Currently, we are investigating several publicly available genomic and transcriptomic datasets from various groups of plant species with A2TEA. While we expect to detect candidate genes relevant to adaptation to the stress being investigated, this assumption is based on the rediscovery of known genes. One important follow-up step is thus to experimentally verify the impact of selected candidate genes in vivo. To this end, we perform stress experiments in plants bearing knockout mutations in candidate genes predicted by A2TEA, using sequence-indexed mutant collections such as BonnMu.⁵⁵ This will allow us to assess the phenotypic impact of these mutations and, thus, the role of these genes in the tolerance of the stress. While testing all candidates will not be feasible, the rate of genes relevant to the trait under investigation among tested candidates will represent an estimate of the prediction performance.

Conclusions

With the availability of multiple genome sequence and RNA-seq data sets, it is now possible to combine comparative evolutionary analyses, in our case protein family expansion, with differential expression to predict genes involved in adaptive traits. However, running the required bioinformatics analyses and data integration tasks as well as summarizing and visualizing the results, remains challenging. A2TEA only requires standard data files as input, follows best practice software standards for both reproducibility and portability, and provides a user-friendly web application for interactive exploration and selection of the most promising candidate genes.
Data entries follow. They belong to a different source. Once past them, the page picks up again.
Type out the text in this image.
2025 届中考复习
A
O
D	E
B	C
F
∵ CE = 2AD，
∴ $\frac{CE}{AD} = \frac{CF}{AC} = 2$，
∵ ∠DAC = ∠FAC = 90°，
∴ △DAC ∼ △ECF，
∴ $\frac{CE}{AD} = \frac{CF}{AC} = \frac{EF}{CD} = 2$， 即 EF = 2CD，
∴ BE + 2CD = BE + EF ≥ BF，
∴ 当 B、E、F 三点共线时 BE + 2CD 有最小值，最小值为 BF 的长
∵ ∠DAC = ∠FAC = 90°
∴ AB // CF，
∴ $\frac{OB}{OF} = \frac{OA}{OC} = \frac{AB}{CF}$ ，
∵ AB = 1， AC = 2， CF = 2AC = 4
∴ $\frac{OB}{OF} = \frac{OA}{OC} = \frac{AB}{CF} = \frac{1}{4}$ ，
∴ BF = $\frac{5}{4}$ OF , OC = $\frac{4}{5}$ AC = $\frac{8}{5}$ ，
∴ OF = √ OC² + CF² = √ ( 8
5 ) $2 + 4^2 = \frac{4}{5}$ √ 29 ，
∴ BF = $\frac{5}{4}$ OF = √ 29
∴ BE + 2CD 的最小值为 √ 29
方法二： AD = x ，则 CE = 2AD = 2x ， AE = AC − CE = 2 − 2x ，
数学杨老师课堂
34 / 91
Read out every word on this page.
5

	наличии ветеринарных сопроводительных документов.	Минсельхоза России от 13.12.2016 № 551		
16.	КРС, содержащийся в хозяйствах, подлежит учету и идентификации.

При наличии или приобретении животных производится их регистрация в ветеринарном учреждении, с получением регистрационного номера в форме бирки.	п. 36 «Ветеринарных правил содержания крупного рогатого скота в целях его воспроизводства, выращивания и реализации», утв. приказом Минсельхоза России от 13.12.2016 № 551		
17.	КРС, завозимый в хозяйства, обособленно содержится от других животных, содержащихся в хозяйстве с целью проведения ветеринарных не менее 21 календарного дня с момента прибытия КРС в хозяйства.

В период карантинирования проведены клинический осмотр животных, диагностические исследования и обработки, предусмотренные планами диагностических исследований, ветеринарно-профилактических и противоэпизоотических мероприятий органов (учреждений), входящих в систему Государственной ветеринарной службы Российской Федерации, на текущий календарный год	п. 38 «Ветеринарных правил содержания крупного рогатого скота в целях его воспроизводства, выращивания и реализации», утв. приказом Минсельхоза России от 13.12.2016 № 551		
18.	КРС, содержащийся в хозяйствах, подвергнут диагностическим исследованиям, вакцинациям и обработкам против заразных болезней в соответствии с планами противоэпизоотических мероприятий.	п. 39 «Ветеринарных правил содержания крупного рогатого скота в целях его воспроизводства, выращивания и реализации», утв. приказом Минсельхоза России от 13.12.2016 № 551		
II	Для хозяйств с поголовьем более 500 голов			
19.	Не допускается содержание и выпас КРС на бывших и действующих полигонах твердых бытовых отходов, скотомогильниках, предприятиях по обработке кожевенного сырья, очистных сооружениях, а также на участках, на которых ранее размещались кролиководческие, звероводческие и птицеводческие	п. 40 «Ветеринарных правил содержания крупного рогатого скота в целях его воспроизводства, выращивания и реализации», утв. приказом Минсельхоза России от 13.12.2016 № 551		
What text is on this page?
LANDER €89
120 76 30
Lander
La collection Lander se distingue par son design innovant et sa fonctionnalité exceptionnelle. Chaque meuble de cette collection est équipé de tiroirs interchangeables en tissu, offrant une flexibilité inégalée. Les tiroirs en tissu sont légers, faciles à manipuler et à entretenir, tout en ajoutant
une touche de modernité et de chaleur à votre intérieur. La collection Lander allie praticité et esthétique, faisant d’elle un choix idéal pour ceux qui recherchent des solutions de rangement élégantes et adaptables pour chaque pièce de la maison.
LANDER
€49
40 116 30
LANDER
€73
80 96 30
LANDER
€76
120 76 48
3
We show that genes known to be involved in stress tolerance can be detected in datasets of stress-tolerant and stress-sensitive plants, but we expect A2TEA to be useful in a broader scope when analyzing protein families and their expression in multiple genomes as the parameters for selecting interesting families are very flexible. A2TEA follows a positive trend in modern research software development that provides easy installation and execution through the use of container and workflow technologies as well as interactive visualization and exploration tools for the generated results. Combined, this facilitates better reproducibility, communication, and shareability of comprehensive analyses.